Influence of ethylene on regeneration from barley (Hordeum vulgare L.) tissue culture, and mapping and expression analysis of genes involved in ethylene biosynthesis and response

Tissue culture techniques are widely used for gene transformation. However, regeneration of a transformed plant from the culture system depends on various factors, one of which is the plant hormone ethylene. Ethylene can have a positive or negative influence on callus formation and green plant regeneration depending on the genotype of donor plant, age of explant and stage of application. It is important to determine the stage at which controlling the amounts of ethylene would enable better regeneration. The ethylene precursor 1-aminocyclopropane-1-carboxylic acid (ACC) and inhibitor aminoethoxyvinyl-glycine (AVG) were used in one-week treatments for a period of 10 weeks in barley (Hordeum vulgare L.) cultivar, Morex; only AVG was studied in 'Golden Promise'. The expression of ethylene biosynthesis and response genes (ACC synthase (ACS), ACC oxidase (ACO) and ethylene response1 (ETR1)) was also studied in cultured tissues from both cultivars and compared to other expression studies available from barley databases. Map locations of previously identified barley tissue culture quantitative trait loci (QTL) were compared to locations of expression-QTL (e-QTL) for ACS, ACO and ETR1 unigenes.
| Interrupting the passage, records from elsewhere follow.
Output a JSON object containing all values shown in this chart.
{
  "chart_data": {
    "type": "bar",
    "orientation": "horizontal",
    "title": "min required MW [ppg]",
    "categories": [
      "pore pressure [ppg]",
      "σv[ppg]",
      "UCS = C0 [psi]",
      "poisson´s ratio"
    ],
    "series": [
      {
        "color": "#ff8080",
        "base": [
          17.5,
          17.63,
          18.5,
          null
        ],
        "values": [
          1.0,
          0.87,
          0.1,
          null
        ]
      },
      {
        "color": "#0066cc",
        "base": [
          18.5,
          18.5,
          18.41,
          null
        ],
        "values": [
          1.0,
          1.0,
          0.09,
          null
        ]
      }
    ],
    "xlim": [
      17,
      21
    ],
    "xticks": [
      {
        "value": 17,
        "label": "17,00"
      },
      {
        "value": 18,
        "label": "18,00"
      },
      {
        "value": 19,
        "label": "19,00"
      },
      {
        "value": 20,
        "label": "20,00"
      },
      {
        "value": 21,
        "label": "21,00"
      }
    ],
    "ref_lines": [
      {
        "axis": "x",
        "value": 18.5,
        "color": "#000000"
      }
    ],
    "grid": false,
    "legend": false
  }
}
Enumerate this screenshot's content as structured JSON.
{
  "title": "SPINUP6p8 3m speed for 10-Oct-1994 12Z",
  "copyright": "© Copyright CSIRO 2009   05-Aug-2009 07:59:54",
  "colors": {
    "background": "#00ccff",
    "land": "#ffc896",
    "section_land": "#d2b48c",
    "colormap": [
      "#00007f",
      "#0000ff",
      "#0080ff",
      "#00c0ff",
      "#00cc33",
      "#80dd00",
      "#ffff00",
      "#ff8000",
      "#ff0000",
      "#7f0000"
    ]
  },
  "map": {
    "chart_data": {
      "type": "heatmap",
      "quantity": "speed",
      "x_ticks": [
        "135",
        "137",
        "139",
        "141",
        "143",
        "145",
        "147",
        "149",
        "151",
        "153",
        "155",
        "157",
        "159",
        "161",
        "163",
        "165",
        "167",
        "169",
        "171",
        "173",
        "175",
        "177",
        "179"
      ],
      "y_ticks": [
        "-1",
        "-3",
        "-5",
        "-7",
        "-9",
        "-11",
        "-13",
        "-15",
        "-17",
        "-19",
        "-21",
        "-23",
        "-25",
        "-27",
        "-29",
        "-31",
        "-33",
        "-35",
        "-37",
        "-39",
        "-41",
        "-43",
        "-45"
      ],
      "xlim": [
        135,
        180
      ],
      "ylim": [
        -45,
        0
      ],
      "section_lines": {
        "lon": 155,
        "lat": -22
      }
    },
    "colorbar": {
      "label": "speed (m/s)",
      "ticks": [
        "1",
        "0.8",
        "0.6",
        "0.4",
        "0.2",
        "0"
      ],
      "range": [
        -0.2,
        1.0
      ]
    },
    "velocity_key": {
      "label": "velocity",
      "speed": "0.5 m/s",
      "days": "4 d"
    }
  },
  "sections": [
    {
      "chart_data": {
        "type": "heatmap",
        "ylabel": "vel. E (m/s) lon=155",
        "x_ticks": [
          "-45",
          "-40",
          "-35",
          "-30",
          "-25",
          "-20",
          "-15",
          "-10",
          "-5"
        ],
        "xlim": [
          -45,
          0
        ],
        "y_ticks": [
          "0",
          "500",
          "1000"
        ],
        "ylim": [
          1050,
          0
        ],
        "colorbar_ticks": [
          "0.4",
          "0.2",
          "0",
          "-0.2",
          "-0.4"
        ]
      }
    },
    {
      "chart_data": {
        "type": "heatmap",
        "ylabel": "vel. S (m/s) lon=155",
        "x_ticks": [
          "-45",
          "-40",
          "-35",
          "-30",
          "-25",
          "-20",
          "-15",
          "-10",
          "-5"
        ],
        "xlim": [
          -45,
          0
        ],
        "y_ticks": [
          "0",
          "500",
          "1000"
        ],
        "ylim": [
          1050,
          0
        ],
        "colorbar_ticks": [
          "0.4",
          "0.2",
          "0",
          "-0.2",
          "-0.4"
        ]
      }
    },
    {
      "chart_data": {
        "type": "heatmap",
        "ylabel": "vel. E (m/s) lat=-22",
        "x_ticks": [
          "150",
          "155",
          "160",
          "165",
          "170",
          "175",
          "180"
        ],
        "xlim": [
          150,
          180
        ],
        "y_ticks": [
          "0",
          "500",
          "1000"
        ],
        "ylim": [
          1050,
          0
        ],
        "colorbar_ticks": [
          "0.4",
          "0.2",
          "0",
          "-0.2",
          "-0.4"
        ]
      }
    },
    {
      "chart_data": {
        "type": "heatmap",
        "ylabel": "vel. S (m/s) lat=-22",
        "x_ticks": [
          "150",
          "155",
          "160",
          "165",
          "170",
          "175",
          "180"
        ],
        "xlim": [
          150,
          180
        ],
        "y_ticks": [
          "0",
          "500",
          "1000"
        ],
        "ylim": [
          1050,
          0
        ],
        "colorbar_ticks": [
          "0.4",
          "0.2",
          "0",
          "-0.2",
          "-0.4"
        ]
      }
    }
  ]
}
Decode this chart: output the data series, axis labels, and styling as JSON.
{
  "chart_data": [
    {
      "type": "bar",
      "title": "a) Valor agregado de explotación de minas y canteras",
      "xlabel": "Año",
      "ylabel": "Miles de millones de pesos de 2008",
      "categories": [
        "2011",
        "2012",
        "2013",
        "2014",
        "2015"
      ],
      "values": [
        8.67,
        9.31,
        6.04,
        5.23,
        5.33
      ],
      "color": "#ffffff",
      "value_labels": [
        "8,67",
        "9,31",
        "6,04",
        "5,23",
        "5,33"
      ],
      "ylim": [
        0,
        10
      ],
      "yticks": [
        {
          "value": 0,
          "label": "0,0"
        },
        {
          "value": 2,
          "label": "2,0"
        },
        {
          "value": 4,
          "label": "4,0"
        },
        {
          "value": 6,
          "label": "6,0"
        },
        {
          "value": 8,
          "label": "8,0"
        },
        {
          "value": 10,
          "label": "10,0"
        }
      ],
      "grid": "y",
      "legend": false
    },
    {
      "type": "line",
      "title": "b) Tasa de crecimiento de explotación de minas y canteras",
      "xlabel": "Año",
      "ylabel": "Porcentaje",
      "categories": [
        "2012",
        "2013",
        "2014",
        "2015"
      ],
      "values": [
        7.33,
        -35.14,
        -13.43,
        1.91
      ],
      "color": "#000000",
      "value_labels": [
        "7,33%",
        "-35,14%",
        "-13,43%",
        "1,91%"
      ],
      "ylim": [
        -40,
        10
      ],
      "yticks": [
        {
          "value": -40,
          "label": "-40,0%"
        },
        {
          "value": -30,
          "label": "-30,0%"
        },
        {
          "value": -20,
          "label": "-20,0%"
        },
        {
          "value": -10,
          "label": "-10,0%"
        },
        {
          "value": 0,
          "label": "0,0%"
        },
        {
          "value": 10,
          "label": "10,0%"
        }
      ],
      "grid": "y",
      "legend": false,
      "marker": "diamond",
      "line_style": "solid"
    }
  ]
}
In both cultivars, AVG treatments produced significant differences in amounts of ethylene produced. In Morex, regeneration rates were significantly improved in weeks 11-13 when compared to control. ACC treatment in Morex affected ethylene production but not the regeneration rates. The environmental conditions in which the donor plants were grown affected the performance of explants in culture. The ethylene biosynthesis and response genes belonged to multigene families. The genes were differentially expressed not only between the two cultivars, but also at different stages of tissue culture. Data mining results indicate that 14 of the 26 expression quantitative trait loci (QTL) for ACS, ACO and ETR1 unigenes could be mapped to 10 of the 13 tissue culture-related loci. The variation in expression can be exploited to develop methods to manipulate levels of ethylene to obtain increased regeneration from cultured systems.